Eventually, if enough MACs punch a hole in the membrane, the bacteria will split open and die. MACs are of particular interest in cancer research, as some cancer cells are able to evade them.
In the new study, published in the journal Nature Communications, researchers from Cardiff University and Imperial College London and visualised the MAC using cryo-electron microscopy. This rapidly-advancing technique has the power to visualise complex protein structures at resolutions below a nanometre – one billionth of a metre.
The visualisation revealed a surprise. Instead of being a closed symmetric ring of proteins, as was expected by looking at similar protein structures, the MAC was revealed to have a ‘split-washer’ shape, where the ring was broken resulting in a mismatch of the symmetry.

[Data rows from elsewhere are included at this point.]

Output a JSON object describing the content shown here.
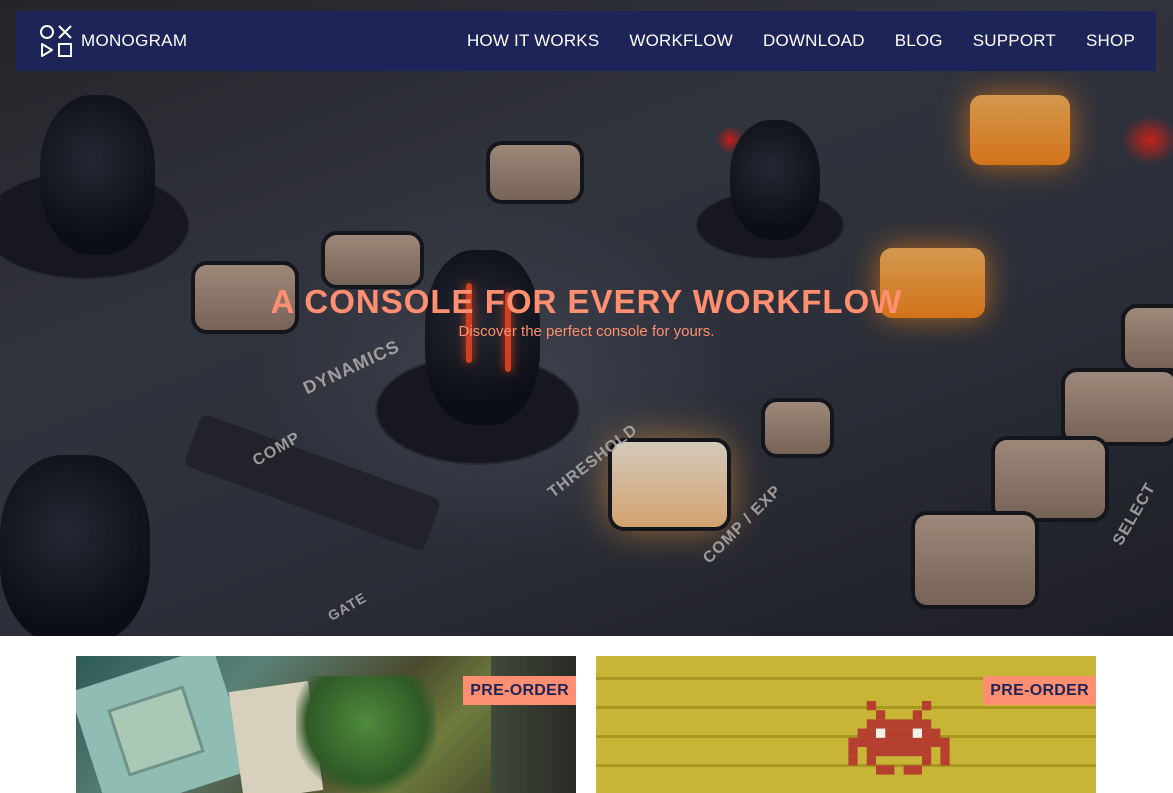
{
  "brand": {
    "name": "MONOGRAM",
    "logo_icon": "monogram-logo-icon"
  },
  "nav": {
    "items": [
      {
        "label": "HOW IT WORKS"
      },
      {
        "label": "WORKFLOW"
      },
      {
        "label": "DOWNLOAD"
      },
      {
        "label": "BLOG"
      },
      {
        "label": "SUPPORT"
      },
      {
        "label": "SHOP"
      }
    ]
  },
  "hero": {
    "title": "A CONSOLE FOR EVERY WORKFLOW",
    "subtitle": "Discover the perfect console for yours.",
    "panel_labels": [
      "DYNAMICS",
      "COMP",
      "THRESHOLD",
      "COMP / EXP",
      "SELECT",
      "GATE"
    ]
  },
  "cards": [
    {
      "badge": "PRE-ORDER"
    },
    {
      "badge": "PRE-ORDER"
    }
  ],
  "colors": {
    "nav_bg": "#1d2457",
    "accent": "#ff8f70",
    "badge_text": "#1d2457"
  }
}
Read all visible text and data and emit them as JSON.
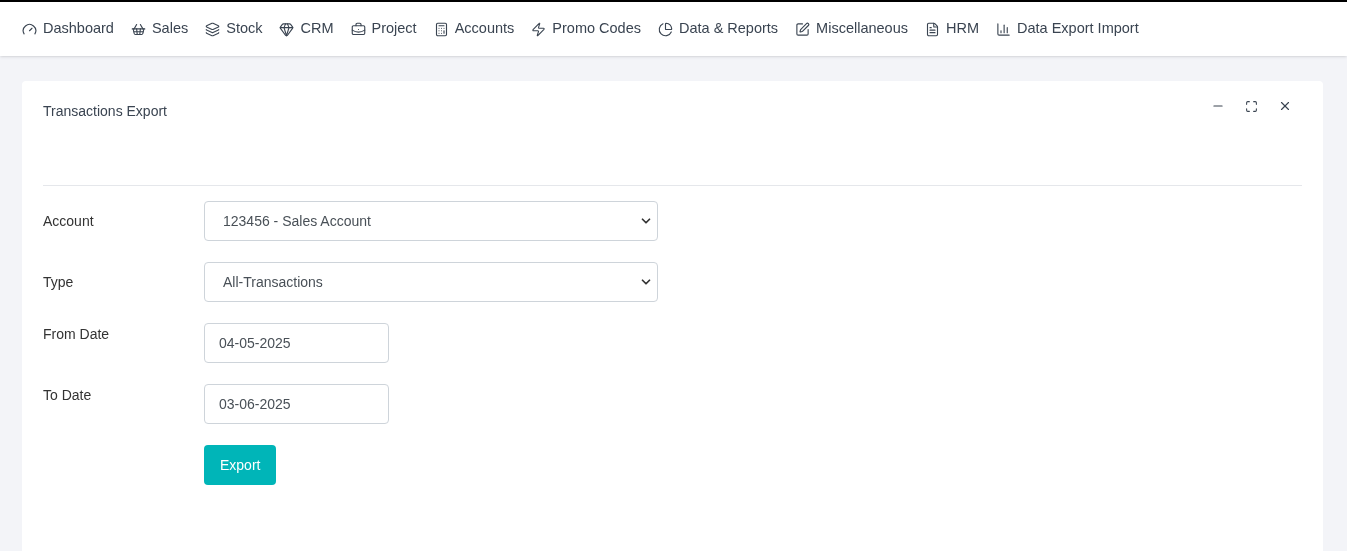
{
  "nav": [
    {
      "label": "Dashboard"
    },
    {
      "label": "Sales"
    },
    {
      "label": "Stock"
    },
    {
      "label": "CRM"
    },
    {
      "label": "Project"
    },
    {
      "label": "Accounts"
    },
    {
      "label": "Promo Codes"
    },
    {
      "label": "Data & Reports"
    },
    {
      "label": "Miscellaneous"
    },
    {
      "label": "HRM"
    },
    {
      "label": "Data Export Import"
    }
  ],
  "panel": {
    "title": "Transactions Export",
    "fields": [
      {
        "label": "Account",
        "kind": "select",
        "value": "123456 - Sales Account"
      },
      {
        "label": "Type",
        "kind": "select",
        "value": "All-Transactions"
      },
      {
        "label": "From Date",
        "kind": "date",
        "value": "04-05-2025"
      },
      {
        "label": "To Date",
        "kind": "date",
        "value": "03-06-2025"
      }
    ],
    "button": "Export"
  }
}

Paul Morgan, Director of Systems Immunity URI and Cardiff lead on the project said: “This new structure radically changes our understanding of how the MAC forms and opens new directions for research into how it works – particularly how it links to signalling pathways to cause cell activation, a subject of research in my group for over thirty years.”
“At the point where the ring splits and the symmetry is mismatched, the MAC doesn’t completely penetrate the bacteria membrane,” said study co-author Dr Doryen Bubeck from the Department of Life Sciences at Imperial.
“This opens up a whole new set of questions about its function. Is it sensing something about the membrane? Is it signalling other proteins?”